The wine gave me flowers. How could I resist it? The wine’s bouquet included honeysuckle and loads of other white flowers along with pot pourri, dried citrus peel and nutmeg. Oh, and pear. The aromas weren’t subdued either. Delicate yes, but not quiet. “Wow,” I said, probably several times, as I looked for a way to strap the glass to my nose like an oxygen mask.

”Harrumph,” you might say. “Chardonnay isn’t supposed to smell all flowery like that.” By and large, you’d be right. You expect apples and pairs, peaches and cream, butter and toast, oak and spice. You might expect tropical fruit. If you’re used to Old World Chardonnay, you might be looking for flint or chalk, maybe gravel after a Spring rain. Or a soupcon of cheese rind. And, from time to time, there will be a hint of a pale bloom. That’s why this wine made my eyes bug out. The aromas were as unexpected as they were delightful.

Now, if the wine didn’t smell like Chardonnay as well, and resemble that variety in other ways, it would just be an oddity. But it did. It did not smell like Gewurtztraminer. You would not think you were drinking Viognier or Muscat or other varieties known for floral aspects. In 2005, the Nickel and Nickel Searby Vineyard Chardonnay offered the flowers as a bonus gift, not a replacement for essential Chardonnay characteristics.

Nickel and Nickel attributes the floral nose to the clone of Chardonnay that they use. The Rued clone, in this case planted on St. George rootstock, originated from vines planted by Warren Dutton more than 40 years ago in Green Valley of the Russian River Valley. Weather and vineyard management influence the strength of Rued clone Chardonnay’s floral and passionfruit aromas from one vintage to the next. However, while the 2005 seems to have been exceptionally expressive, the Nickel and Nickel Searby Vineyard Chardonnay offers them up more often than not.

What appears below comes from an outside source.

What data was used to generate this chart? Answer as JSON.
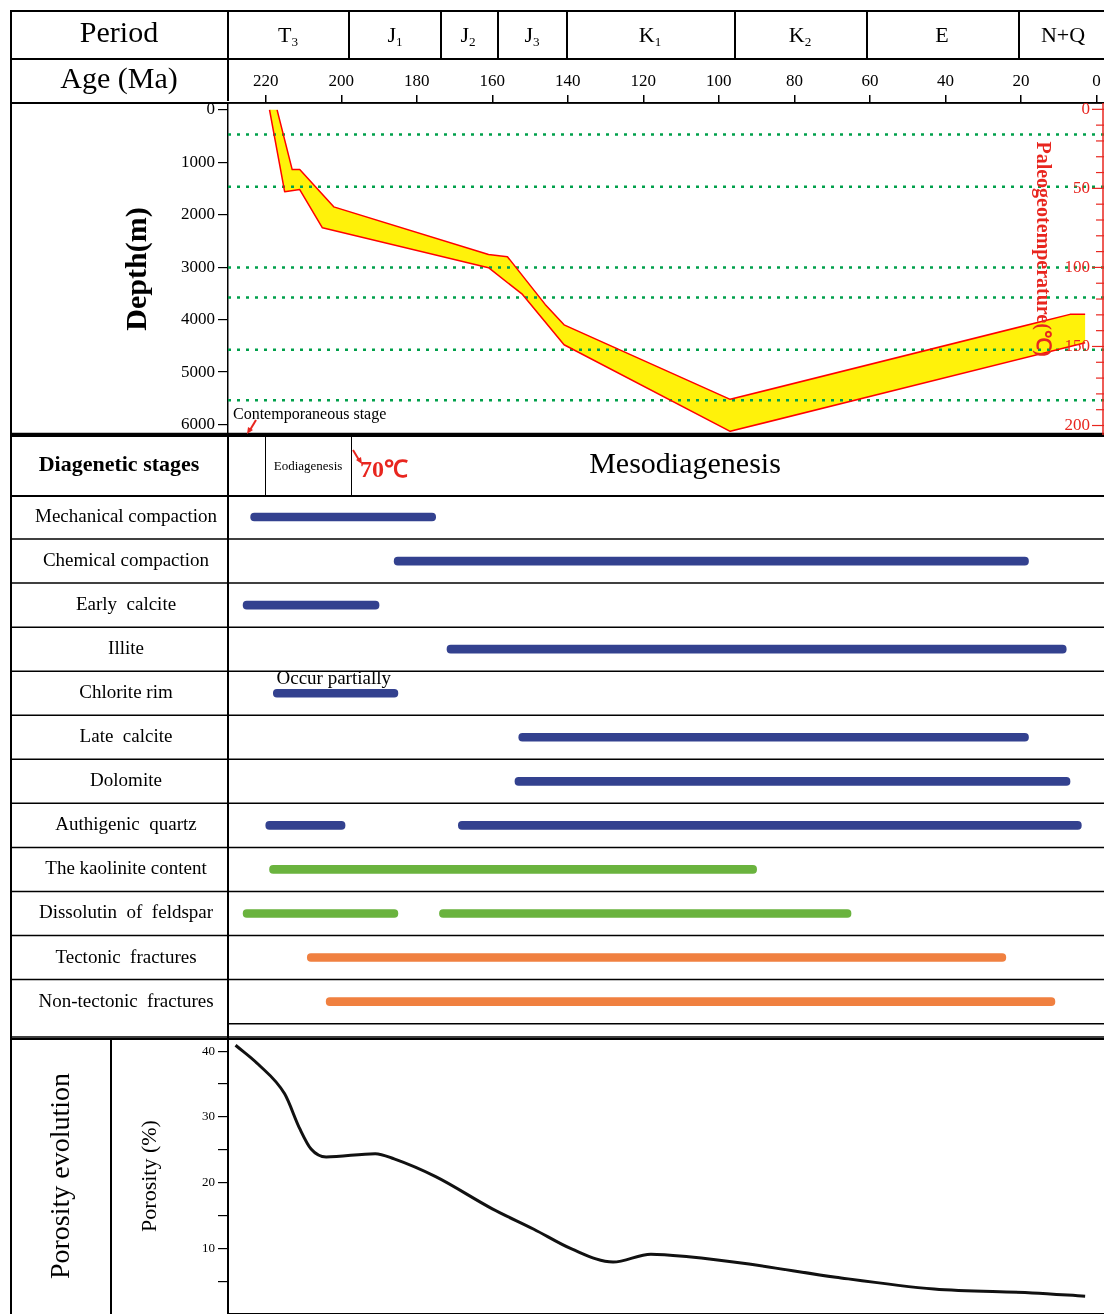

Despite having some age on it, the 2005 Nickel and Nickel Searby Vineyard Chardonnay offers a youthful nose. It’s considerable floral notes are on top of dried citrus, pear, nutmeg and other spices. The lack of malolactic fermentation leaves the wine just short of full-bodied but fresh with medium-plus acidity. The flavors match the nose’s intensity and include oak, nutmeg and cinnamon, white flowers, pear, stone fruit and vanilla. To cap off this complexity, the wine has a long, pleasing finish. Drink it while it’s fresh, now through 2014. Very Highly Recommended.

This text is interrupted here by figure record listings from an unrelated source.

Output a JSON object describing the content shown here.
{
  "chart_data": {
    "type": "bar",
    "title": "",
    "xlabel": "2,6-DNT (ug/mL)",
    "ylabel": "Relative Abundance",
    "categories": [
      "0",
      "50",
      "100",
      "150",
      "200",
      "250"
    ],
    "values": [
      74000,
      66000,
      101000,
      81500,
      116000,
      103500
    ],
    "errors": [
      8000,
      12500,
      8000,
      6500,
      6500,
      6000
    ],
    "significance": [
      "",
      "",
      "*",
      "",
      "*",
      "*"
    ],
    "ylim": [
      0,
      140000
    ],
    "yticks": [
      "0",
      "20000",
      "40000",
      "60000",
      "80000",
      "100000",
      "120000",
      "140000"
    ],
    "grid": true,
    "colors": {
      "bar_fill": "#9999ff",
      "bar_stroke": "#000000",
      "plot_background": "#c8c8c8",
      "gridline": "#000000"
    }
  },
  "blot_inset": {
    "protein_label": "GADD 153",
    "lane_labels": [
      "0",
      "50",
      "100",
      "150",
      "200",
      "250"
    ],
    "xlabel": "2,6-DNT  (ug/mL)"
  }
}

2005 Nickel & Nickel Chardonnay Searby Vineyard Russian River Valley
Rating: Very Highly Recommended
Drink: Now through 2014
Release Date: March, 2007
Retail Price: $45.00 for the current, 2008, vintage

Blend: 100% Chardonnay, Rued clone
Origin: 100% Russian River Valley

Vinification: Whole-cluster press, barrel-fermented, no malolactic fermentation

Aging: 9 months in French oak barrels, 52% new, 48% once-used

Alcohol: 14.3%

Closure: Cork

The wine above was purchased and tasted blind in a flight of four New World and Old World Chardonnay.